L’impianto dei cinque punti, dei principi/culturale/politico-istituzionale/economico/giuridico, costituisce la base su cui costruire la nostra ricerca.
Pur se ciascuno dei cinque punti riguarda un ambito particolare, non è quella particolarità che lo rende “compiutamente” tematico; la compiutezza, infatti, è una tensione, un percorrere l’oltre e non è mai raggiungibile. Per tale ragione, in questa ricerca ciascuno dei cinque punti è a-centrico: se uno “conta” più di altri “sfugge” al disegno complessivo e i pesi relativi diventano pesi assoluti. Nel disequilibrio tra i punti, che sono poteri, ognuno di essi tenderebbe a espandersi per conquistare ruoli non propri e per riempire i vuoti che dovessero formarsi: così facendo, maturerebbe una sorta di onnipotenza dei singoli poteri ed è per questo che val bene considerare i cinque punti, oltre che a-centrici, anche a-dogmatici.
Nel momento in cui un potere si colloca al centro diventa inevitabilmente dominante.

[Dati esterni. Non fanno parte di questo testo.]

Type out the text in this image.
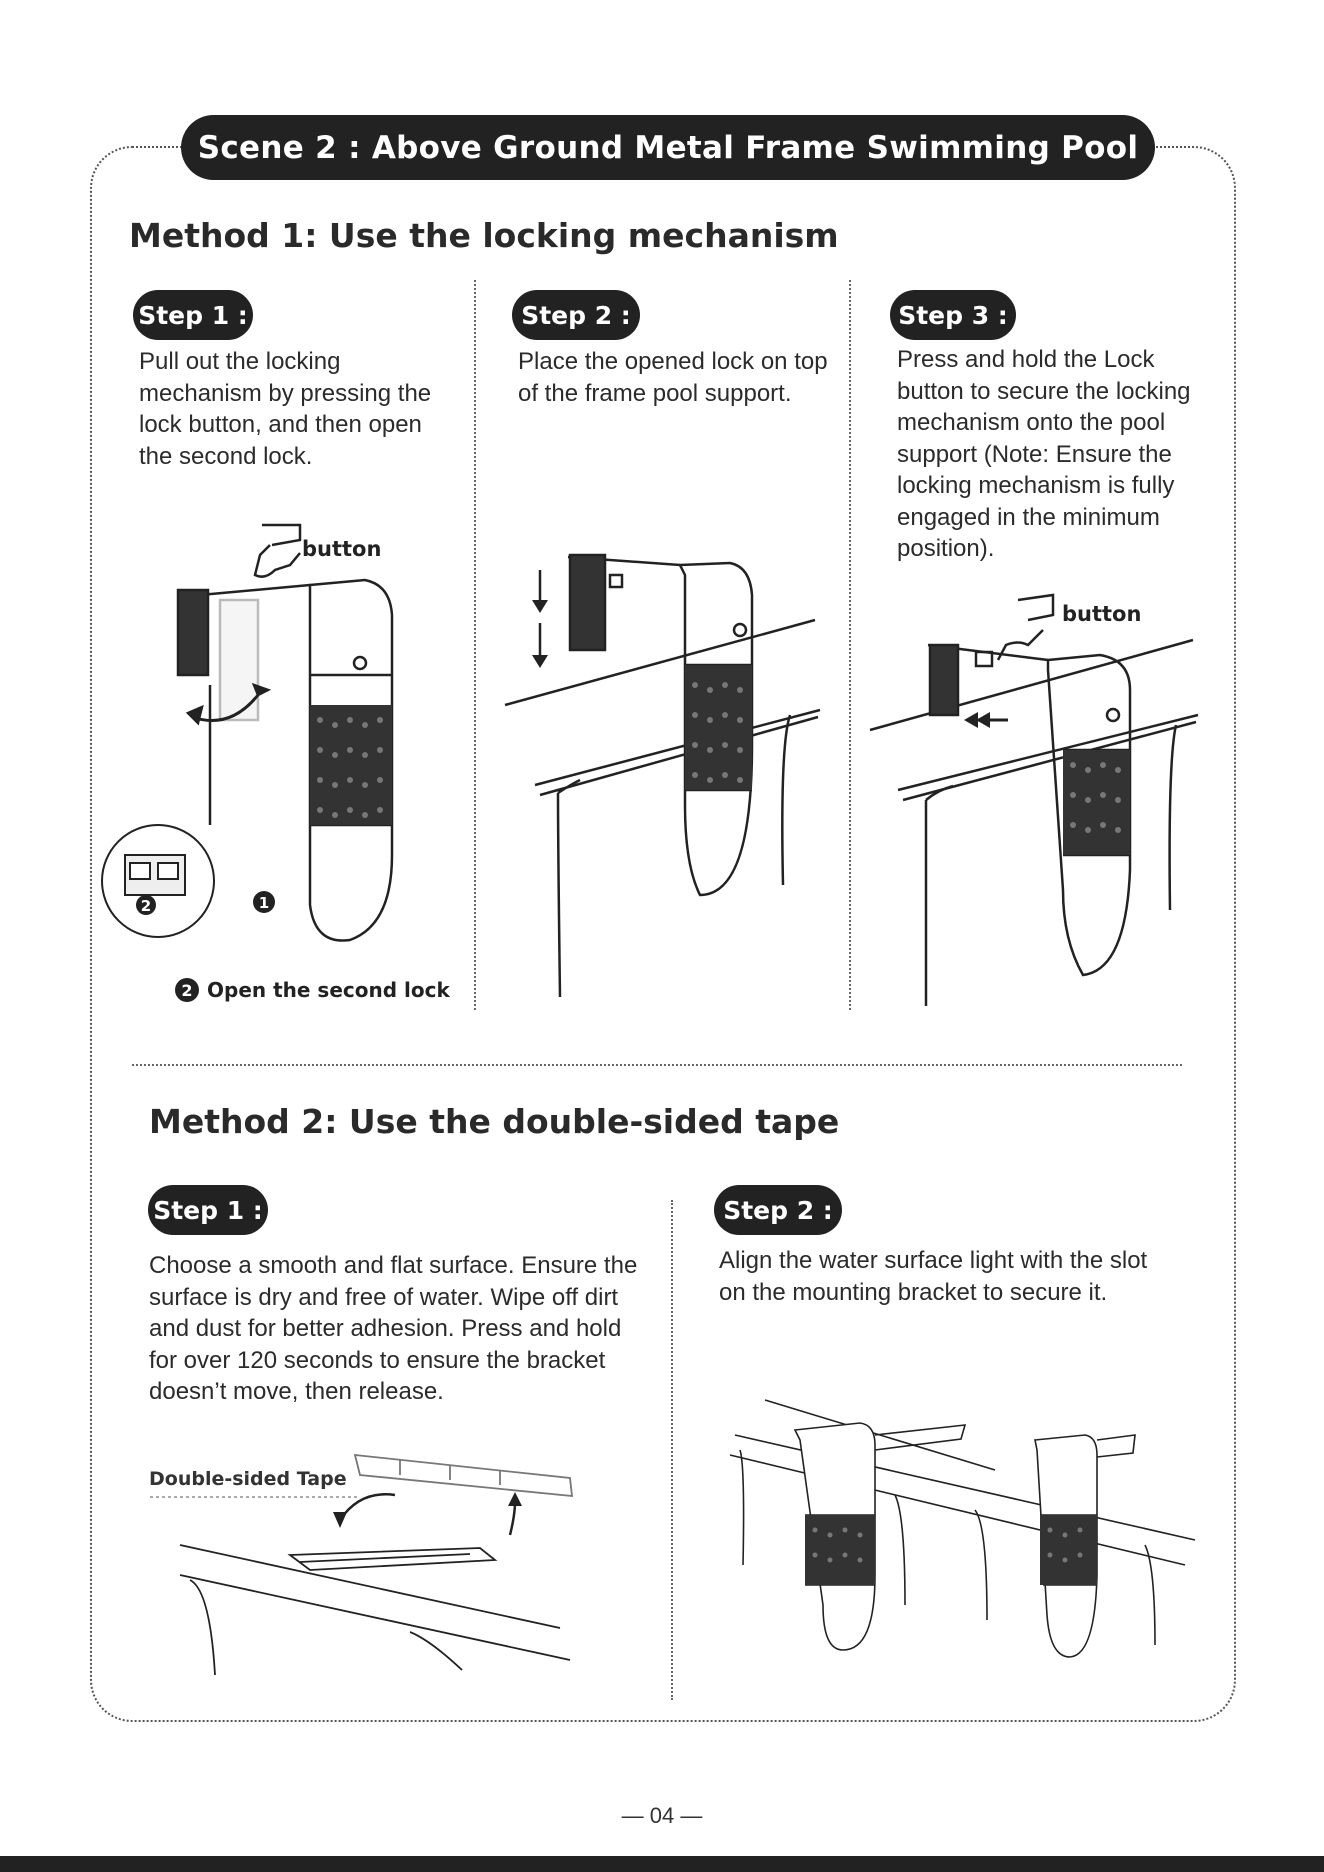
Scene 2 : Above Ground Metal Frame Swimming Pool
Method 1: Use the locking mechanism
Step 1 :
Pull out the locking mechanism by pressing the lock button, and then open the second lock.
Step 2 :
Place the opened lock on top of the frame pool support.
Step 3 :
Press and hold the Lock button to secure the locking mechanism onto the pool support (Note: Ensure the locking mechanism is fully engaged in the minimum position).
2	1
button
2 Open the second lock
button
Method 2: Use the double-sided tape
Step 1 :
Choose a smooth and flat surface. Ensure the surface is dry and free of water. Wipe off dirt and dust for better adhesion. Press and hold for over 120 seconds to ensure the bracket doesn’t move, then release.
Step 2 :
Align the water surface light with the slot on the mounting bracket to secure it.
Double-sided Tape
— 04 —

E ne va dell’armonia in formazione, costruzione fragilissima e mai pre-determinabile.
Il dominio ciclico di un potere sugli altri è un tratto tipico della realtà umana. Avviene in moltissime situazioni e la “sostituzione” di un potere dominante a un altro è un processo sempre più veloce e profondo (dell’economia sulla politica, della finanza sull’economia reale e così via). Nel porsi al centro, un potere cerca di condizionare tutti gli ambiti della convivenza umana: si pensi, richiamando l’economia, all’”esondazione” della competizione (e non della naturale competizione data dalle differenti appartenenze) fin nei nostri rapporti personali.
Lavorare sull’a-centricità dei punti, e dunque dei poteri, è tutt’altro che un gioco intellettuale ma è una scelta che si riflette, in maniera decisiva, sulla qualità delle nostre vite. Per cercare progressivamente di sfuggire alla (naturale) “tentazione centrica”, un lavoro necessario riguarda la “relativizzazione” dei singoli punti-poteri. Nel cercare ossessivamente una collocazione al centro della Storia, inevitabilmente ogni potere si radicalizza nel suo pensarsi indispensabile per le sorti comuni dell’umanità; relativizzarsi, dunque, consente a ogni potere di comprendere il “valore laico” del “comune”, spazio che non può essere occupato da “religioni umane” (i poteri radicalizzati in una presunzione centrica) ma che può evolvere soltanto attraverso il contributo non eludibile (necessario ma non sufficiente) di ogni punto-potere.
La relativizzazione dei punti-poteri guarda nel profondo e li “vincola” a (ri)flettersi nella propria essenza con “occhio mistico” per (ri)trovarne le potenzialità nei limiti. Camminando nell’oltre, ci rendiamo conto che condizione prima della sostenibilità, parola utilizzata anche a sproposito, è la consapevolezza da parte di chi detiene ogni potere del “disporre” di una “potenza limitata” e, in quanto tale, finalizzata alla costruzione dinamica del “comune”. Che lo si voglia o meno, chi scrive sottolinea l’importanza di un percorso di lavoro verso un “progetto di civiltà”.